Old myths die hard. Old economic theories die even harder. Remember the one about inflation rising as unemployment falls? How about productivity dropping as the business cycle ages? Or the U.S. is a mature economy doomed to slow growth? One old favorite is that higher taxes inevitably lead to recession. These days, none of these theories appears to work. A new economy driven by high technology and globalization seems to be changing old economic relationships. But one economic shibboleth still remains popular: the bane of minimum wages.

Congress is debating whether to raise the minimum wage from $5.15 to $6.15. Opponents of the bill cite reams of economic research showing that minimum-wage hikes curtail demand for cheap labor. Like the trade-off between employment and inflation once said to be inherent in the Phillips curve, higher minimum wages are supposed to lead to fewer jobs. Not today. In a fast-growth, low-inflation economy, higher minimum wages raise income, not unemployment.

For proof, look no further than the minimum-wage hike of 1996-97. The two-stage hike of 90 cents raised the wages of nearly 10 million employees. Nearly three-quarters of these were adults, and half the people worked full-time. In 1996, the unemployment rate was 5.4%. Today, it is 4.2%.

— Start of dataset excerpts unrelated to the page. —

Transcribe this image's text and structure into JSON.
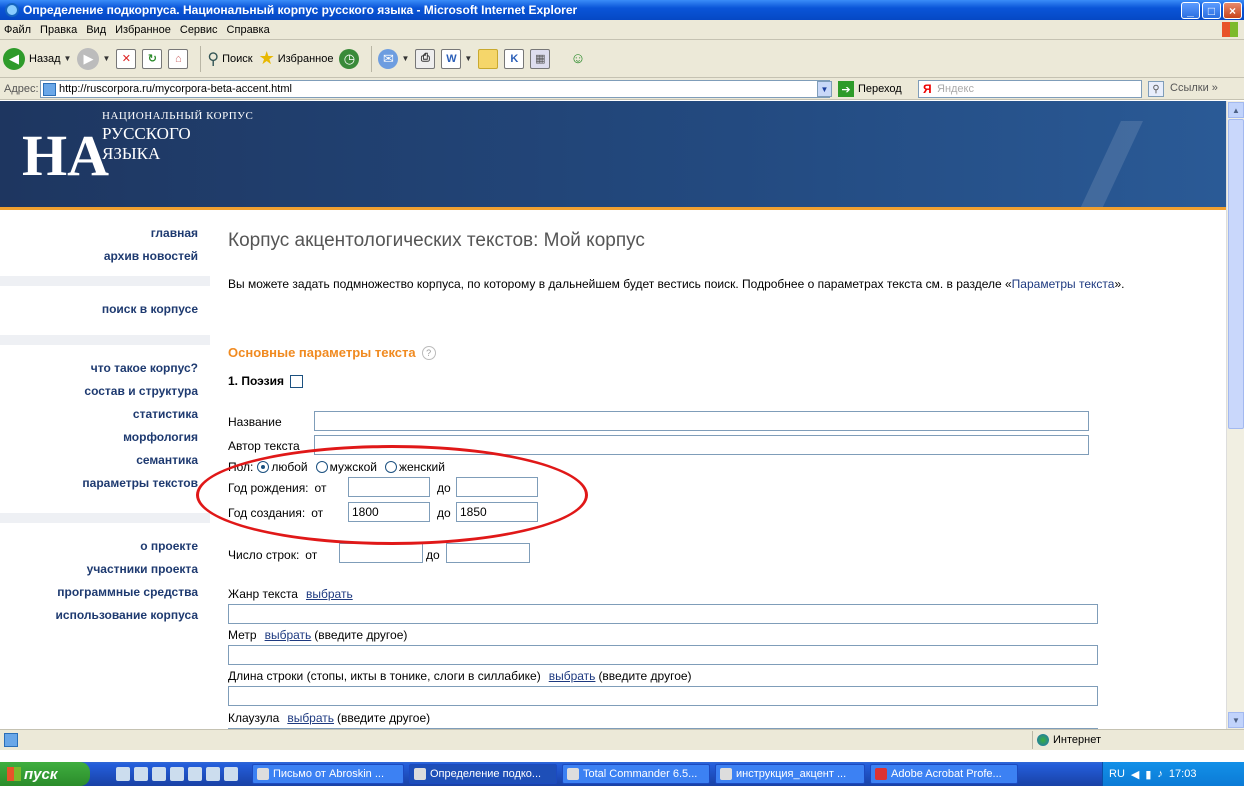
{
  "window": {
    "title": "Определение подкорпуса. Национальный корпус русского языка - Microsoft Internet Explorer",
    "buttons": {
      "minimize": "_",
      "maximize": "□",
      "close": "×"
    }
  },
  "menu": [
    "Файл",
    "Правка",
    "Вид",
    "Избранное",
    "Сервис",
    "Справка"
  ],
  "toolbar": {
    "back": "Назад",
    "search": "Поиск",
    "favorites": "Избранное"
  },
  "address": {
    "label": "Адрес:",
    "url": "http://ruscorpora.ru/mycorpora-beta-accent.html",
    "go": "Переход",
    "yandex_placeholder": "Яндекс",
    "links": "Ссылки »"
  },
  "site": {
    "logo": "НА",
    "name_line1": "НАЦИОНАЛЬНЫЙ КОРПУС",
    "name_line2": "РУССКОГО",
    "name_line3": "ЯЗЫКА"
  },
  "sidebar": {
    "groups": [
      [
        "главная",
        "архив новостей"
      ],
      [
        "поиск в корпусе"
      ],
      [
        "что такое корпус?",
        "состав и структура",
        "статистика",
        "морфология",
        "семантика",
        "параметры текстов"
      ],
      [
        "о проекте",
        "участники проекта",
        "программные средства",
        "использование корпуса"
      ]
    ]
  },
  "content": {
    "title": "Корпус акцентологических текстов: Мой корпус",
    "intro_before": "Вы можете задать подмножество корпуса, по которому в дальнейшем будет вестись поиск. Подробнее о параметрах текста см. в разделе «",
    "intro_link": "Параметры текста",
    "intro_after": "».",
    "section_title": "Основные параметры текста",
    "help": "?",
    "poetry_label": "1. Поэзия",
    "title_label": "Название",
    "author_label": "Автор текста",
    "sex_label": "Пол:",
    "sex_options": [
      "любой",
      "мужской",
      "женский"
    ],
    "birth_label": "Год рождения:",
    "creation_label": "Год создания:",
    "from": "от",
    "to": "до",
    "creation_from_value": "1800",
    "creation_to_value": "1850",
    "lines_label": "Число строк:",
    "genre_label": "Жанр текста",
    "choose": "выбрать",
    "meter_label": "Метр",
    "enter_other": "(введите другое)",
    "line_length_label": "Длина строки (стопы, икты в тонике, слоги в силлабике)",
    "clausula_label": "Клаузула"
  },
  "status": {
    "zone": "Интернет"
  },
  "taskbar": {
    "start": "пуск",
    "tasks": [
      "Письмо от Abroskin ...",
      "Определение подко...",
      "Total Commander 6.5...",
      "инструкция_акцент ...",
      "Adobe Acrobat Profe..."
    ],
    "lang": "RU",
    "time": "17:03"
  },
  "colors": {
    "accent_orange": "#f08a20",
    "header_blue": "#234a80",
    "highlight_red": "#e01818"
  }
}
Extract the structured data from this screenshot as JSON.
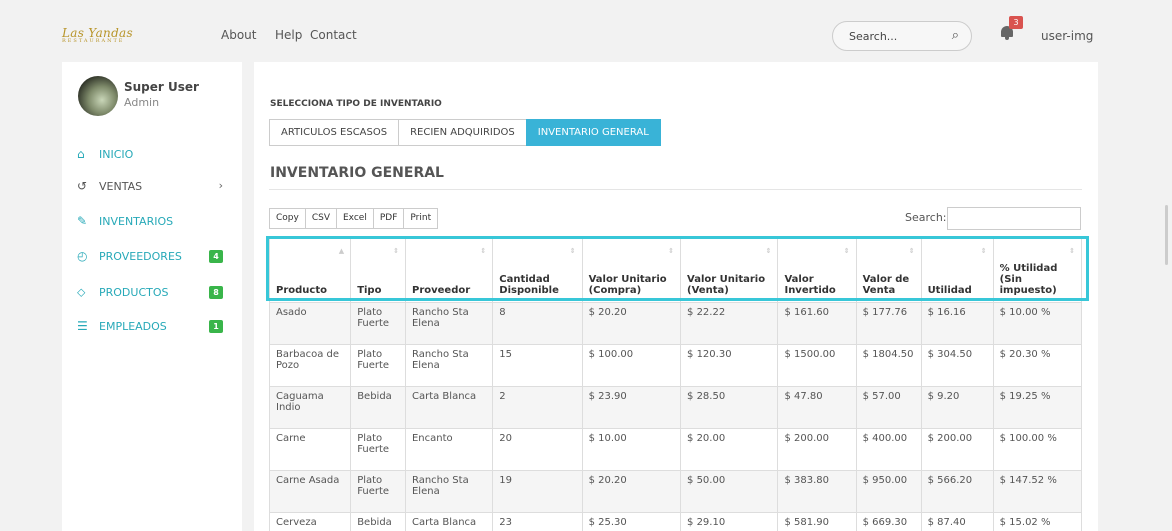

The economy is evolving at a tremendous clip--shedding its old skin before our eyes. In this ever-changing environment, the best policy aims at increasing flexibility and options. Keep markets free, promote growth and entrepreneurship, and open the doors to opportunity for all participants. A higher minimum wage can be an engine for upward mobility. When employees become more valuable, employers tend to boost training and install equipment to make them more productive. Higher wages at the bottom often lead to better education for both workers and their children.

In the New Economy, it often makes sense to leave old economic nostrums behind and take prudent risks. Federal Reserve Chairman Alan Greenspan, for example, has withstood pressure to raise interest rates in the face of strong economic growth. Traditional theory said that inflation follows fast growth. It hasn't. Greenspan bravely took a chance, and America has profited from higher growth. Congress, for its part, has withstood pressure to allow states to impose sales taxes on the Internet. Economic theory says this is harmful because it creates an unfair competitive advantage. But it is the right policy because it nurtures a pervasive technology that is driving the economy.

It is time to set aside old assumptions about the minimum wage, as well. We don't know how low unemployment can go before inflation is once again triggered. But Greenspan is testing the limits. We don't know how high the minimum wage can rise before it hurts demand for labor. But with the real minimum wage no higher than it was under President Reagan, we can afford to take prudent risks.